ベルトユニットは、例えば、図1および図2に示したように、ベルト100と、従動ローラ(アイドルローラ)101と、本発明の一実施形態の「駆動体」である駆動ローラ102とを備えている。
[ベルト]
ベルト100は、例えば、図2に示したように、検知マーク120が設けられたベルト部材110を備えている。このベルト100は、例えば、従動ローラ101および駆動ローラ102により張架された状態において、その駆動ローラ102の回転に応じて移動可能である。
ベルト部材110は、所定の方向(X軸方向)に延在する帯状の部材であり、例えば、高分子材料などのうちのいずれか1種類または2種類以上を含んでいる。高分子材料の種類は、特に限定されないが、例えば、ポリイミド(PI)、ポリアミドイミド(PAI)、ポリフッ化ビニリデン(PVDF)、ポリエーテルエーテルケトン(PEEK)、ポリカーボネート(PC)、ポリフェニレンサルファイド(PPS)、複合型ゴムおよびエチレンとテトラフルオロエチレンとの共重合体(ETFE)などである。

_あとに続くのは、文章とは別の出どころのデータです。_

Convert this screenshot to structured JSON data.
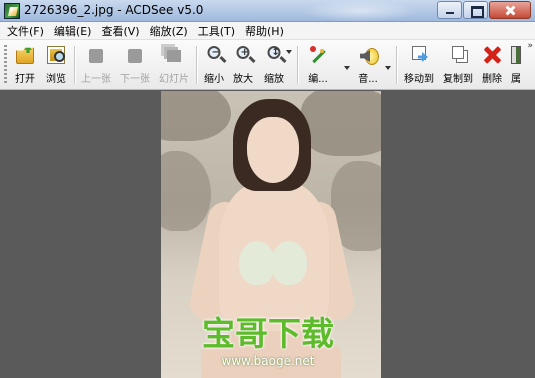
{
  "window": {
    "title": "2726396_2.jpg - ACDSee v5.0"
  },
  "menu": [
    {
      "label": "文件(F)"
    },
    {
      "label": "编辑(E)"
    },
    {
      "label": "查看(V)"
    },
    {
      "label": "缩放(Z)"
    },
    {
      "label": "工具(T)"
    },
    {
      "label": "帮助(H)"
    }
  ],
  "toolbar": {
    "open": "打开",
    "browse": "浏览",
    "prev": "上一张",
    "next": "下一张",
    "slideshow": "幻灯片",
    "zoom_out": "缩小",
    "zoom_in": "放大",
    "zoom": "缩放",
    "edit": "编...",
    "audio": "音...",
    "move_to": "移动到",
    "copy_to": "复制到",
    "delete": "删除",
    "properties": "属",
    "more": "»"
  },
  "watermark": {
    "text": "宝哥下载",
    "url": "www.baoge.net"
  },
  "colors": {
    "titlebar": "#b5cae6",
    "watermark_green": "#5dbb2c",
    "viewer_bg": "#5a5a5a"
  }
}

ベルト部材110の使用態様は、特に限定されない。具体的には、ベルト部材110は、一端部と他端部とが互いに接続された無端状で使用されてもよい。または、ベルト部材110は、例えば、一端部および他端部のそれぞれが互いに接続されずに自由端となる有端状で使用されてもよい。ここでは、例えば、ベルト部材110は無端状であるため、ベルト100は無端状のベルトである。
ベルト部材110の厚さは、特に限定されないが、例えば、40μm〜1000μmである。

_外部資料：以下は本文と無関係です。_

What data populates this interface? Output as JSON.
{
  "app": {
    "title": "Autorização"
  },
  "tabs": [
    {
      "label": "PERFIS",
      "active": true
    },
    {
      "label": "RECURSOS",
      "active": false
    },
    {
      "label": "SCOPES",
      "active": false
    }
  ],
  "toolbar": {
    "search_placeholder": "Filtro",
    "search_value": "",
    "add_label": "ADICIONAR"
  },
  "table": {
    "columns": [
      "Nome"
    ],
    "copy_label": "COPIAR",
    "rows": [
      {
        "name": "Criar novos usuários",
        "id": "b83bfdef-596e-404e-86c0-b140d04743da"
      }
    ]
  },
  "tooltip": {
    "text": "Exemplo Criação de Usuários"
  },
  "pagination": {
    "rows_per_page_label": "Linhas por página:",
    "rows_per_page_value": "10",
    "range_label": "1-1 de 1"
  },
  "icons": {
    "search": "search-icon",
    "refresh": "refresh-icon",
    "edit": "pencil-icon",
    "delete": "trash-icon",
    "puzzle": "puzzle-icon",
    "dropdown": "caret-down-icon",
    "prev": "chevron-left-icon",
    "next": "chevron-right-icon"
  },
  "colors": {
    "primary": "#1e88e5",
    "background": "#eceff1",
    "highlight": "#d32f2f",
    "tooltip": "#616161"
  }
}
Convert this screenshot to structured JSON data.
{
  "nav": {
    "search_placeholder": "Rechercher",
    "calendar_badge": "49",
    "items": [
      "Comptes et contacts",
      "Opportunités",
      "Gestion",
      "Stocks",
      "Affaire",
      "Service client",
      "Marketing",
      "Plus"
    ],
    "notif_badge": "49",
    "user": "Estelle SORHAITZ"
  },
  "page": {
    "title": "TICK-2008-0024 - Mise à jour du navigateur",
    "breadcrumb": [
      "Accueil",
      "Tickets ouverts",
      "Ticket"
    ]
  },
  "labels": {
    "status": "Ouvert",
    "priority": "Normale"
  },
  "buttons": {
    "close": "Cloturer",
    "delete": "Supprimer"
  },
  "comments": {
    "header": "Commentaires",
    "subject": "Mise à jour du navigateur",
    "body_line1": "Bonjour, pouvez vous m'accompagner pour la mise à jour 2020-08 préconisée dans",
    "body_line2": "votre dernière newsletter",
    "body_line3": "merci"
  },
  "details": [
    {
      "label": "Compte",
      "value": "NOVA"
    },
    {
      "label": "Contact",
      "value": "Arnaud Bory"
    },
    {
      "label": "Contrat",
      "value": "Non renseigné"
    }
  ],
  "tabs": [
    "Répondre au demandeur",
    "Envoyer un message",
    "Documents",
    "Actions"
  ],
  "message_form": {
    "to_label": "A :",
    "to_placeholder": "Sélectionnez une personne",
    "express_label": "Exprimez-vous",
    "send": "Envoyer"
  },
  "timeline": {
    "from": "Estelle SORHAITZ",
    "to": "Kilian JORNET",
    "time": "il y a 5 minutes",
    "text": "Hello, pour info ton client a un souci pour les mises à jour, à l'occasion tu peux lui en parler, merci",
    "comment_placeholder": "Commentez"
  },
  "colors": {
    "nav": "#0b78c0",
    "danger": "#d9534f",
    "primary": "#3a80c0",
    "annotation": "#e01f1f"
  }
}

検知マーク120は、例えば、ベルト部材110の一面(表面)に設けられている。ただし、検知マーク120は、例えば、ベルト部材110の他の面(裏面)に設けられていてもよいし、表面および裏面の双方に設けられていてもよい。ここで説明するベルト部材110の「表面」とは、例えば、ベルト100が後述する画像形成装置(図8および図9参照)に搭載された際に、現像ユニット30(感光体ドラム32)に対向する側の面である。
この検知マーク120は、主に、ベルト100の変位量などを検出するために用いられる。これにより、ベルト100が連続的または断続的に移動している場合において、後述するフォトセンサなどを用いて検知マーク120を検出することにより、そのベルト100の移動量を測定することができる。この場合には、温度(熱など)および応力(張力など)に起因してベルト100が意図せずに伸縮した場合においても、フォトセンサなどを用いて検知マーク120を検出することにより、そのベルト100の移動量を補正することもできる。

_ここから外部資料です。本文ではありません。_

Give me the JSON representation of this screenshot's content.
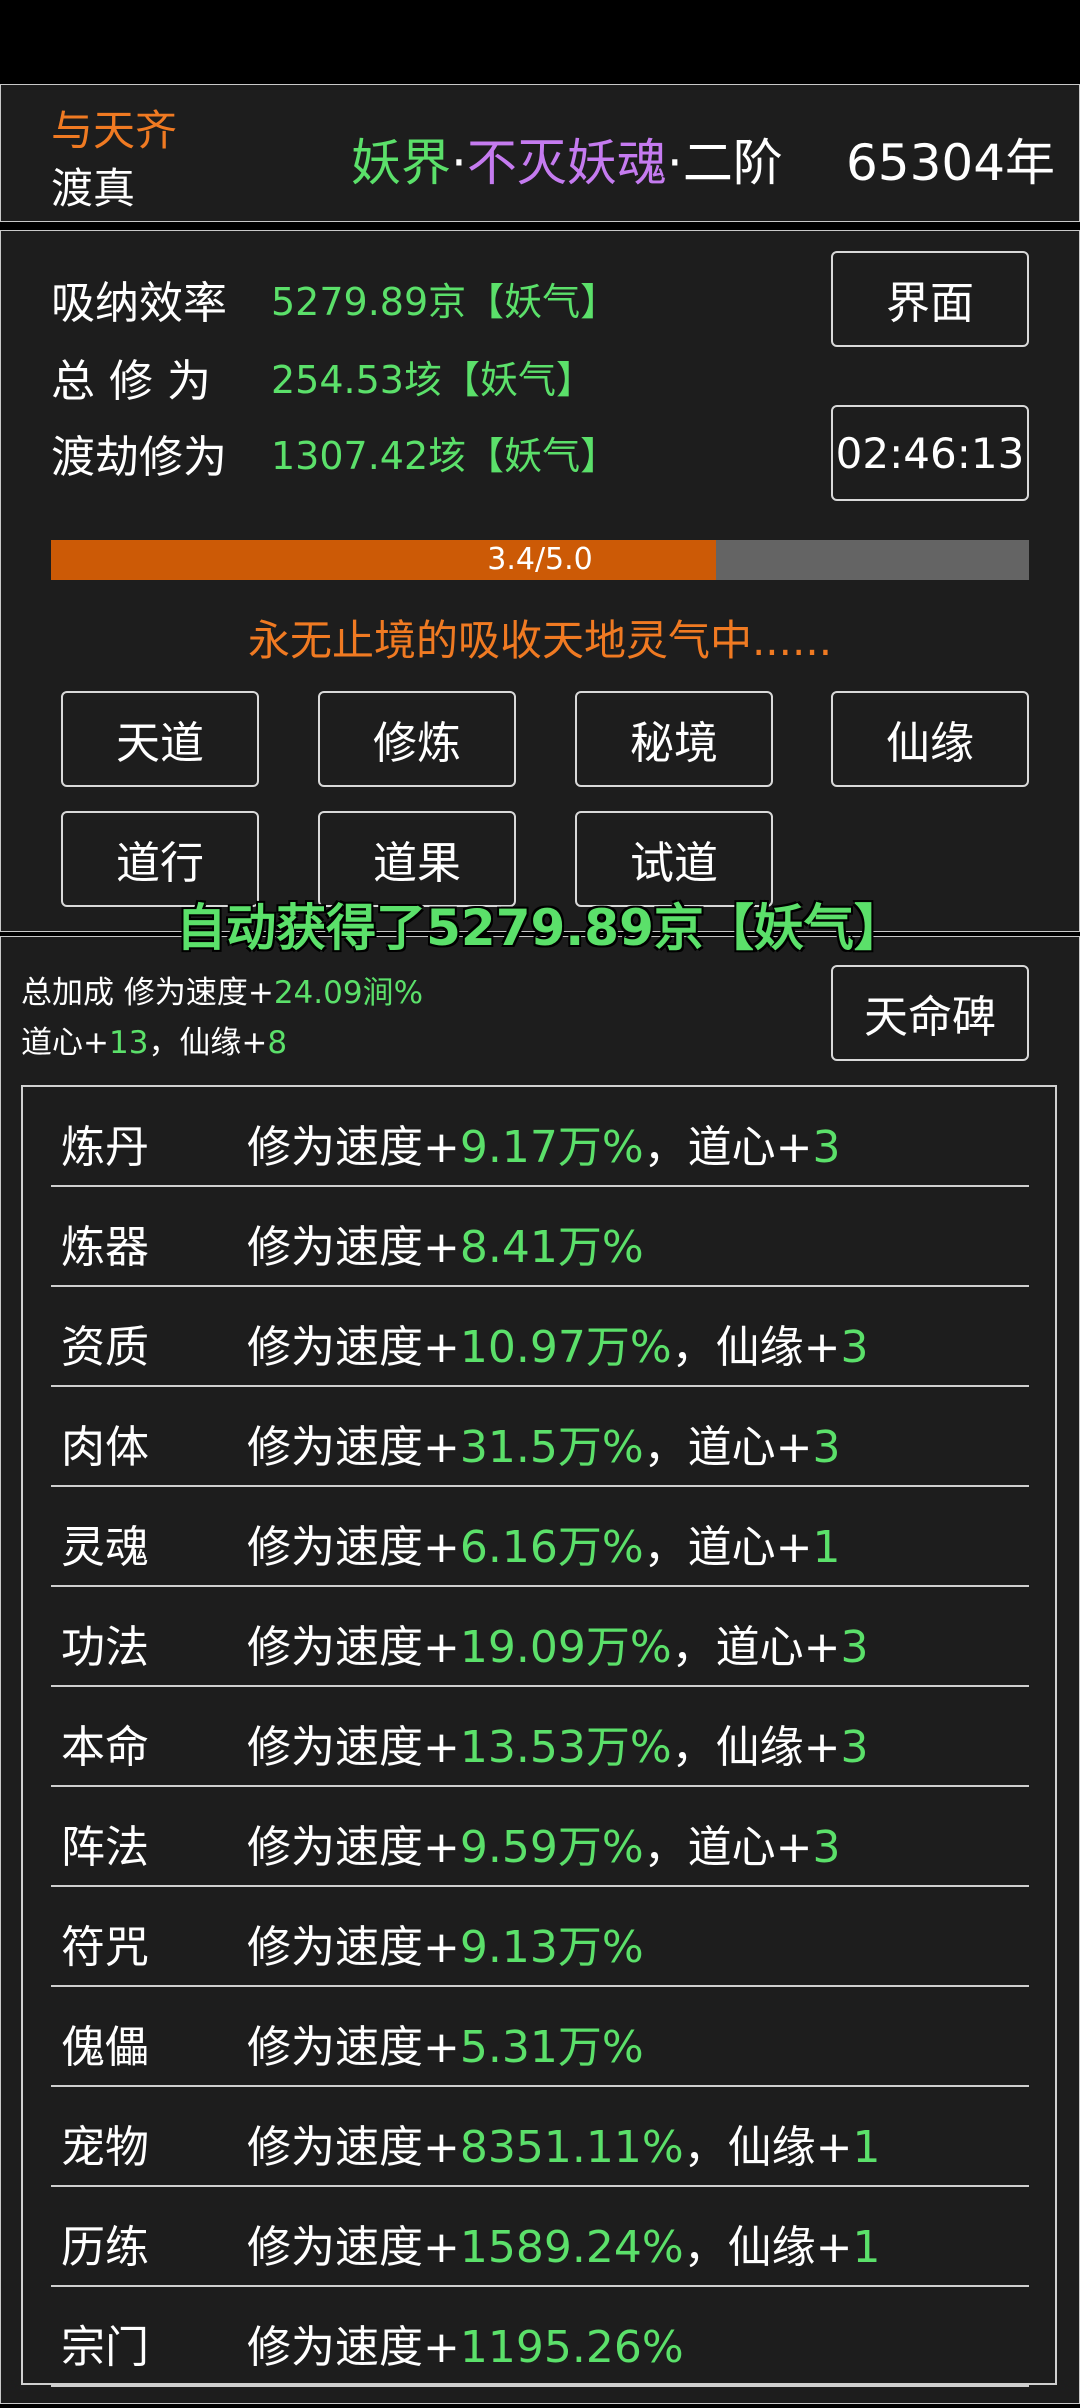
{
  "header": {
    "title": "与天齐",
    "subtitle": "渡真",
    "realm_a": "妖界",
    "dot1": "·",
    "realm_b": "不灭妖魂",
    "dot2": "·",
    "realm_c": "二阶",
    "years": "65304年"
  },
  "stats": {
    "absorb_label": "吸纳效率",
    "absorb_value": "5279.89京【妖气】",
    "total_label": "总 修 为",
    "total_value": "254.53垓【妖气】",
    "tribulation_label": "渡劫修为",
    "tribulation_value": "1307.42垓【妖气】"
  },
  "buttons": {
    "interface": "界面",
    "timer": "02:46:13",
    "grid": [
      "天道",
      "修炼",
      "秘境",
      "仙缘",
      "道行",
      "道果",
      "试道"
    ],
    "monument": "天命碑"
  },
  "progress": {
    "label": "3.4/5.0",
    "current": 3.4,
    "max": 5.0
  },
  "status_text": "永无止境的吸收天地灵气中......",
  "toast": "自动获得了5279.89京【妖气】",
  "bonus": {
    "line1_prefix": "总加成 修为速度+",
    "line1_value": "24.09涧%",
    "line2_a": "道心+",
    "line2_a_val": "13",
    "line2_b": "，仙缘+",
    "line2_b_val": "8"
  },
  "rows": [
    {
      "name": "炼丹",
      "prefix": "修为速度+",
      "value": "9.17万%",
      "extra": "，道心+",
      "extra_val": "3"
    },
    {
      "name": "炼器",
      "prefix": "修为速度+",
      "value": "8.41万%",
      "extra": "",
      "extra_val": ""
    },
    {
      "name": "资质",
      "prefix": "修为速度+",
      "value": "10.97万%",
      "extra": "，仙缘+",
      "extra_val": "3"
    },
    {
      "name": "肉体",
      "prefix": "修为速度+",
      "value": "31.5万%",
      "extra": "，道心+",
      "extra_val": "3"
    },
    {
      "name": "灵魂",
      "prefix": "修为速度+",
      "value": "6.16万%",
      "extra": "，道心+",
      "extra_val": "1"
    },
    {
      "name": "功法",
      "prefix": "修为速度+",
      "value": "19.09万%",
      "extra": "，道心+",
      "extra_val": "3"
    },
    {
      "name": "本命",
      "prefix": "修为速度+",
      "value": "13.53万%",
      "extra": "，仙缘+",
      "extra_val": "3"
    },
    {
      "name": "阵法",
      "prefix": "修为速度+",
      "value": "9.59万%",
      "extra": "，道心+",
      "extra_val": "3"
    },
    {
      "name": "符咒",
      "prefix": "修为速度+",
      "value": "9.13万%",
      "extra": "",
      "extra_val": ""
    },
    {
      "name": "傀儡",
      "prefix": "修为速度+",
      "value": "5.31万%",
      "extra": "",
      "extra_val": ""
    },
    {
      "name": "宠物",
      "prefix": "修为速度+",
      "value": "8351.11%",
      "extra": "，仙缘+",
      "extra_val": "1"
    },
    {
      "name": "历练",
      "prefix": "修为速度+",
      "value": "1589.24%",
      "extra": "，仙缘+",
      "extra_val": "1"
    },
    {
      "name": "宗门",
      "prefix": "修为速度+",
      "value": "1195.26%",
      "extra": "",
      "extra_val": ""
    }
  ]
}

検知マーク120の数は、特に限定されないため、1個でもよいし、2個以上でもよい。図2では、例えば、検知マーク120の数が2個以上である場合を示している。
ここでは、ベルト100は、例えば、ベルト部材110の長手方向(X軸方向)に移動する。これに伴い、検知マーク120の数が2個以上である場合、その2個以上の検知マーク120は、例えば、ベルト部材110の長手方向に配列されている。
互いに隣り合う2個の検知マーク120の間の距離Pは、特に限定されないが、例えば、ベルト部材110の長さ(長手方向の寸法)を等分した長さである。具体的には、距離Pは、例えば、ベルト部材110の長さを10等分した長さである。検知マーク120の数が3個以上である場合、距離Pの数は2個以上になるが、その2個以上の距離Pは、互いに同じでもよいし、互いに異なっていてもよい。もちろん、2個以上の距離Pのうちの一部だけが互いに同じでもよい。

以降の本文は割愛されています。